On June 29, 2012, at about 11:20 p.m. Eastern, several corners of the Internet went dark, including Reddit.com, which according to Alexa's engine ranks 61st in Website traffic in the United States.
At the exact same time, power went out for several states in the Atlantic Seaboard, including northern Virginia, where Amazon.com has a large datacenter.
No, it's no coincidence. The sites that the datacenter served up went down, and they went down hard. My colleague, Robin Miller, did a blog post detailing how a few people may have lost their jobs, and that if you kept yours, the word of the week is "failover." 21st Century IT's own Alison Diana posted that using a single Electric Computer Cloud (EC2) instance isn't enough -- companies need to use the availability zone features to manage failure.
That's true -- at least to a point. People who ask Amazon to manage their servers are told, in the fine print, that if a datacenter goes out, their software will go down, unless the company uses the tools Amazon provides to provide high-availability.
And, just like RAID-5, the tools cost more to add redundancy than it would cost to, say, run with a single disk drive.
What people don't talk about is how much.
Consider Netflix, which has an explicit, public strategy
to use those very same availability zone features to prevent downtime.
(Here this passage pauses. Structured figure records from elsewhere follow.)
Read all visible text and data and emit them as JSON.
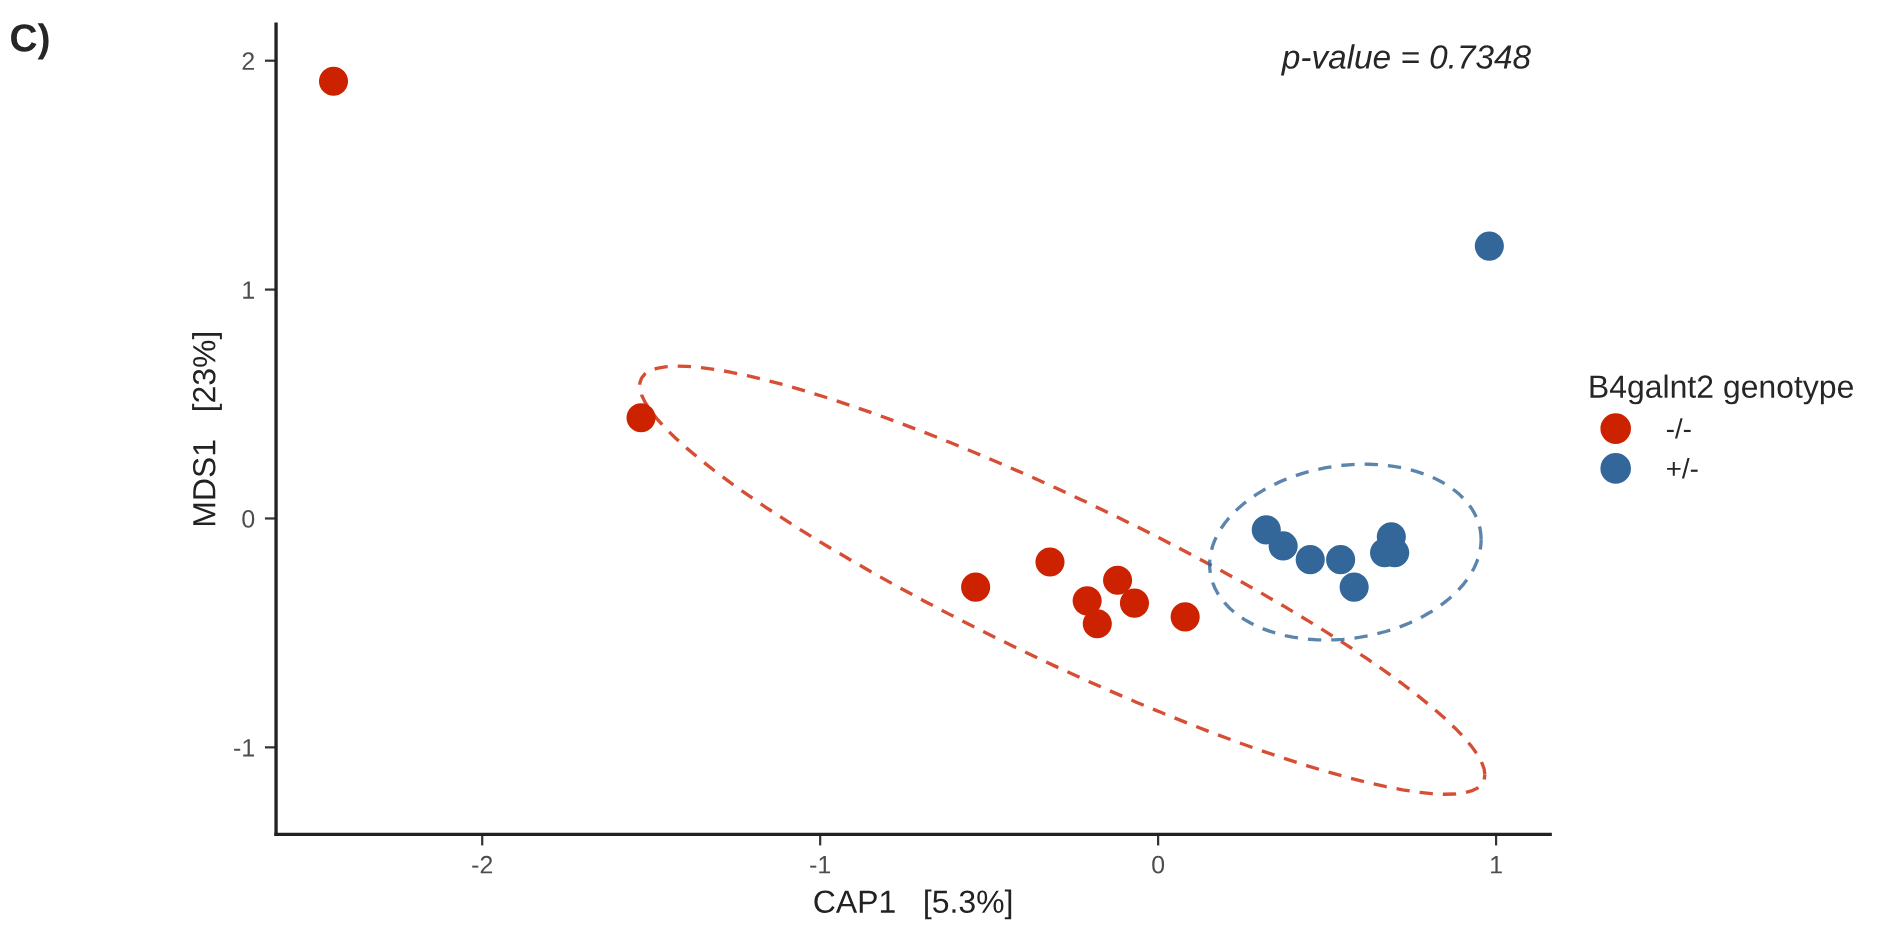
{
  "chart_data": {
    "type": "scatter",
    "xlabel": "CAP1   [5.3%]",
    "ylabel": "MDS1   [23%]",
    "legend_title": "B4galnt2 genotype",
    "annotations": [
      "C)",
      "p-value = 0.7348"
    ],
    "xlim": [
      -2.61,
      1.16
    ],
    "xticks": [
      {
        "value": -2,
        "label": "-2"
      },
      {
        "value": -1,
        "label": "-1"
      },
      0,
      1
    ],
    "ylim": [
      -1.38,
      2.16
    ],
    "yticks": [
      {
        "value": -1,
        "label": "-1"
      },
      0,
      1,
      2
    ],
    "grid": false,
    "legend": "right",
    "marker": "circle",
    "series": [
      {
        "name": "-/-",
        "color": "#cc2200",
        "x": [
          -2.44,
          -1.53,
          -0.54,
          -0.32,
          -0.21,
          -0.18,
          -0.12,
          -0.07,
          0.08
        ],
        "values": [
          1.91,
          0.44,
          -0.3,
          -0.19,
          -0.36,
          -0.46,
          -0.27,
          -0.37,
          -0.43
        ]
      },
      {
        "name": "+/-",
        "color": "#336699",
        "x": [
          0.32,
          0.37,
          0.45,
          0.54,
          0.58,
          0.69,
          0.67,
          0.7,
          0.98
        ],
        "values": [
          -0.05,
          -0.12,
          -0.18,
          -0.18,
          -0.3,
          -0.08,
          -0.15,
          -0.15,
          1.19
        ]
      }
    ]
  }
}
Except that, according to Forbes, Netflix fell down just as hard as the rest, it just managed to recover in 90 minutes. Most other sites were back within two hours.
How much did that extra half hour cost?
To get some insight into the time and energy it takes to develop the infrastructure Netflix has, you might look at their help wanted pages for engineering. Specifically, look at all the job titles with "cloud" or "reliability" in them.
Remember when we thought cloud computing was going to make things easier? This company has 10 open positions to grow the team of programmers working to coordinate its cloud efforts.
That does not mean programmers working on features for the company, designing streaming video, archiving content, or processing payments. No, that is simply building the platform to make cloud computing possible.
And those are just the open slots.
Again, I ask -- remember when we thought cloud computing would make things easier?
It was supposed to be a grid that you plug into to make computing power available like a light bulb, or a television.
It's great that Amazon has some tools to enable remote servers. Even better that we can get pre-configured compute environments. For some Websites that are free to use and advertiser-funded, like Google, Facebook, Twitter, and Reddit, that might just be good enough.
For the rest of us, cloud computing is no free lunch. We'll continue to have work to do.
The grid isn't here yet, at least not as it was originally sold to us. It takes too much work, the standards and compatibility don't exist (try switching from IBM to HP to Amazon) and real high-availability requires redundancy, coordination of servers, and a small army of technical staff.
Still, we continue to get closer bit by bit.
What do you think the next inch will be?